Fundos de pensão, Abrapp e Anapar se mobilizam para barrar projetos que aumentam tributação
8 de julho de 2024
A Previ e as entidades representativas dos fundos de pensão estão atuando em várias frentes para barrar os artigos do Projetos de Lei Complementar (PLP) 68/2024 e 108/2024, que tramitam na Câmara dos Deputados como parte da reforma tributária, que tributam indevidamente os investimentos das entidades fechadas de previdência complementar, reduzindo os benefícios dos associados.
Os dois PLs regulamentam o Imposto sobre Bens e Serviços (IBS) e a Contribuição Sobre Bens Serviços (CBS) da reforma tributária, equiparando os fundos de pensão às empresas que prestam serviços financeiros. E podem quase dobrar a incidência de impostos.
Na semana passada, os eleitos da Previ, a Anapar, a Abrapp e dirigentes de outros fundos de pensão foram ao Ministério da Fazenda tentar convencer o governo a modificar alguns artigos dos projetos de lei. E estão se reunindo com parlamentares de todos os partidos para evitar que o projeto vá à votação, prevista para a esta semana, com a redação original que prejudica os trabalhadores.
Impacto na rentabilidade dos fundos
“Os associados dos fundos de pensão serão os mais prejudicados se a proposta de Reforma Tributária que equipara EFPCs às empresas do setor financeiro for aprovada”, alerta Márcio de Souza, diretor eleito de Administração da Previ.
Se o texto que está sendo discutido na Câmara dos Deputados for aprovado, a carga tributária dos fundos de pensão vai aumentar significativamente. Isso representará um forte impacto na rentabilidade e, consequentemente, nos benefícios pagos a associados e associadas, adverte Márcio.
"Não somos bancos, somos entidades associativas de trabalhadores"
“Nós não somos banco, nem uma instituição meramente financeira. Somos entidades associativas e de trabalhadores. Os investimentos que fazemos não visam o lucro, mas a formação de poupança de longo prazo que garantem uma aposentadoria digna para quem contribuiu a vida toda, além de retornarem para a sociedade por meio do consumo, o que faz a roda da economia girar”, diz o diretor eleito de Administração. “Por mês, a Previ paga R$ 1,3 bilhão aos seus associados.
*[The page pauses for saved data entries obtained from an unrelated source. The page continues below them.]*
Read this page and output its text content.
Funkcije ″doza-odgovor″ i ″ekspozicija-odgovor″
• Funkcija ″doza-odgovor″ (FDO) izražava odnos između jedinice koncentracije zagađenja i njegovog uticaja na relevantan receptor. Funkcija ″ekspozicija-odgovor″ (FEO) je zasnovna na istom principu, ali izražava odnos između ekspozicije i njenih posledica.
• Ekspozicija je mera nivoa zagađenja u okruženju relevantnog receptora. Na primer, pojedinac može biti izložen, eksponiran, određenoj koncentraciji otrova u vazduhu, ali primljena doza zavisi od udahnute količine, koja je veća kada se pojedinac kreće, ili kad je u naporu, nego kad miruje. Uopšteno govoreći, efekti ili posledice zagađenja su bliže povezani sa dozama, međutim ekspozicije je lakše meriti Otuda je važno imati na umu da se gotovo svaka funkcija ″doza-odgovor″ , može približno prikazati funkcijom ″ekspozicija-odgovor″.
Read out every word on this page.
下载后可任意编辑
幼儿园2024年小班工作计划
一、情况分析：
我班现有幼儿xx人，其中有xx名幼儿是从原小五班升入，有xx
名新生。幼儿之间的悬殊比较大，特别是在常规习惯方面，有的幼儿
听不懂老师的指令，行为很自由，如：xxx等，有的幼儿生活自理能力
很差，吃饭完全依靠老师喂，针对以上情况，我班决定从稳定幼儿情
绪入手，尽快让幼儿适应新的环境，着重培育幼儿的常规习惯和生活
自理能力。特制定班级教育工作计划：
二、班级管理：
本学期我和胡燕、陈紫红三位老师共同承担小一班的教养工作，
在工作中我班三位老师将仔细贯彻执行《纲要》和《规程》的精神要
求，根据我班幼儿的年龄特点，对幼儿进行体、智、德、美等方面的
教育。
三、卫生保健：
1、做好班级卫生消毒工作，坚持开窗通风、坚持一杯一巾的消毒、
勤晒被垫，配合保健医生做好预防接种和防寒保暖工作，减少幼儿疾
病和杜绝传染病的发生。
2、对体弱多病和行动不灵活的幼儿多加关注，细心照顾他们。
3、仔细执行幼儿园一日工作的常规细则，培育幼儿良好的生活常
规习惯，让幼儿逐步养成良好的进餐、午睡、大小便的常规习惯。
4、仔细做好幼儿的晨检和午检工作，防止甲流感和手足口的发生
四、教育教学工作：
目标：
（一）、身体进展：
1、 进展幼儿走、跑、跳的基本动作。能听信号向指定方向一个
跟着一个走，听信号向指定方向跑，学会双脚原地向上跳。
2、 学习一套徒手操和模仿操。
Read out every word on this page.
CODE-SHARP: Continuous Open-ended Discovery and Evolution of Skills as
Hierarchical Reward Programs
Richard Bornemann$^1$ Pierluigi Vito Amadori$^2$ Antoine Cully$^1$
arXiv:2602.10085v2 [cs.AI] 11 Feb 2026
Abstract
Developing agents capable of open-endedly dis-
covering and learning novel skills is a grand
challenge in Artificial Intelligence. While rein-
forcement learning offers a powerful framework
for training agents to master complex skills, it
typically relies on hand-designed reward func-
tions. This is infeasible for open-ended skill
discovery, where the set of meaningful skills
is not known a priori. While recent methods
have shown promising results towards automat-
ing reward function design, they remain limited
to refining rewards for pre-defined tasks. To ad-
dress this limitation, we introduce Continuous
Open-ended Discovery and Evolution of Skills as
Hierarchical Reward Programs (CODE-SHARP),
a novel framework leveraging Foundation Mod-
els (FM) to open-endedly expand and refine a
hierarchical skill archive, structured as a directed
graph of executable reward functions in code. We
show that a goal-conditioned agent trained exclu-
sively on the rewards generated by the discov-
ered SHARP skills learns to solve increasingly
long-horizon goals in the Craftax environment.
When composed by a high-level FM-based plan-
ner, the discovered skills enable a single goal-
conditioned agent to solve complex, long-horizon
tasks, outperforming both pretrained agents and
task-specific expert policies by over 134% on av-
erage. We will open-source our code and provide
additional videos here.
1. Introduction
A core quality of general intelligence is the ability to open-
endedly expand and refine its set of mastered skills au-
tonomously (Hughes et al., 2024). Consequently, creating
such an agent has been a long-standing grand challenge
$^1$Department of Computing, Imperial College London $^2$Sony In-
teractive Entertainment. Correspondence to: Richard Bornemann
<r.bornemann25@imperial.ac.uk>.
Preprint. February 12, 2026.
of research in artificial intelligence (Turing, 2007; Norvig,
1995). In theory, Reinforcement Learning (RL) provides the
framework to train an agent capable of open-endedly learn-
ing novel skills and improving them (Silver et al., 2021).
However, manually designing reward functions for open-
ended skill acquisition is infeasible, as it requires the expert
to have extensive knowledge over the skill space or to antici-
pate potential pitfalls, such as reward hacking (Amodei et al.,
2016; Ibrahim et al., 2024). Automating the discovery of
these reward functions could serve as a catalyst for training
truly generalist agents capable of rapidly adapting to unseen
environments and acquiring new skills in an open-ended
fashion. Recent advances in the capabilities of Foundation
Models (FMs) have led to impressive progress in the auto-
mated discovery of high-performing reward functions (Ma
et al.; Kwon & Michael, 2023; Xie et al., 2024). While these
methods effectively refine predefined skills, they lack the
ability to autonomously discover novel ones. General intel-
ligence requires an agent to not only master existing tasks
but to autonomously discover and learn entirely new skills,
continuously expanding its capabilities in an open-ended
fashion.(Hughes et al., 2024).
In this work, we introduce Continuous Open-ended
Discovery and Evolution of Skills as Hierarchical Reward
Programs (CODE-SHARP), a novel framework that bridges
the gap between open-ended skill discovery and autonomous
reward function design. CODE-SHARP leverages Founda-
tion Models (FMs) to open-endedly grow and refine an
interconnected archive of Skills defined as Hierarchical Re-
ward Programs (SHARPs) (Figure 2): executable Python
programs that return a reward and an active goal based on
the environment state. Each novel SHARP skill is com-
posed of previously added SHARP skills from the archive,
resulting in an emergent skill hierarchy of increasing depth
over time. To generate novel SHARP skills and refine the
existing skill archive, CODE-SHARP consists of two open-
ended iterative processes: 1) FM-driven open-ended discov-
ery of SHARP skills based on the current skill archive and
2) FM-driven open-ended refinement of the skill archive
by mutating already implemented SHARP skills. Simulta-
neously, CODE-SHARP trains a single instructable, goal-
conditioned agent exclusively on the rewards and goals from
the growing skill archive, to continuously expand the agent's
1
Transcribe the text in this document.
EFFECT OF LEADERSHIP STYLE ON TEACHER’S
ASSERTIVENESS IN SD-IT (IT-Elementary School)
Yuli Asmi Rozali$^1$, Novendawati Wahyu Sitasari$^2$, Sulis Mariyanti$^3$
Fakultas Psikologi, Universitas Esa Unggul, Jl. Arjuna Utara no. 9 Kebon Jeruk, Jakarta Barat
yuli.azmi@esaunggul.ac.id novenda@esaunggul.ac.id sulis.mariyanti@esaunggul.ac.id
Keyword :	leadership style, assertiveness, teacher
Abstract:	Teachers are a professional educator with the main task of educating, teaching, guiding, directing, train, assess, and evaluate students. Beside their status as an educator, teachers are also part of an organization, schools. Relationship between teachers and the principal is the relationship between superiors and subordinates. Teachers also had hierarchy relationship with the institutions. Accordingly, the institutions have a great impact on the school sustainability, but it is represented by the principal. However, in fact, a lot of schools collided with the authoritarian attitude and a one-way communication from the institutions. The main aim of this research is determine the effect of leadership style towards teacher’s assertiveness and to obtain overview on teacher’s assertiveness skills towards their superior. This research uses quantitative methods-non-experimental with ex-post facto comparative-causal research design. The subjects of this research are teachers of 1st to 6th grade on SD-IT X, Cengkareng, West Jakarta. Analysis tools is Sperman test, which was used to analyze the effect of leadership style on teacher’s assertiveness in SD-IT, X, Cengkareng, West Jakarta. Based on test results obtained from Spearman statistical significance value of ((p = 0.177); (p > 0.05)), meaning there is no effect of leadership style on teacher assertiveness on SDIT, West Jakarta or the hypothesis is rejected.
São cerca de R$ 16 bilhões por ano injetados na economia, inclusive.”
Os projetos de lei contrariam até o entendimento de várias instâncias do judiciário, que entendem não caber nem mesmo a incidência do PIS/Cofins sobre as contribuições efetuadas para cobrirem a gestão das despesas administrativas. O assunto aguarda julgamento em última instância no Supremo Tribunal Federal, com parecer favorável do relator, ministro Toffoli, pela não incidência do tributo na gestão administrativa das entidades.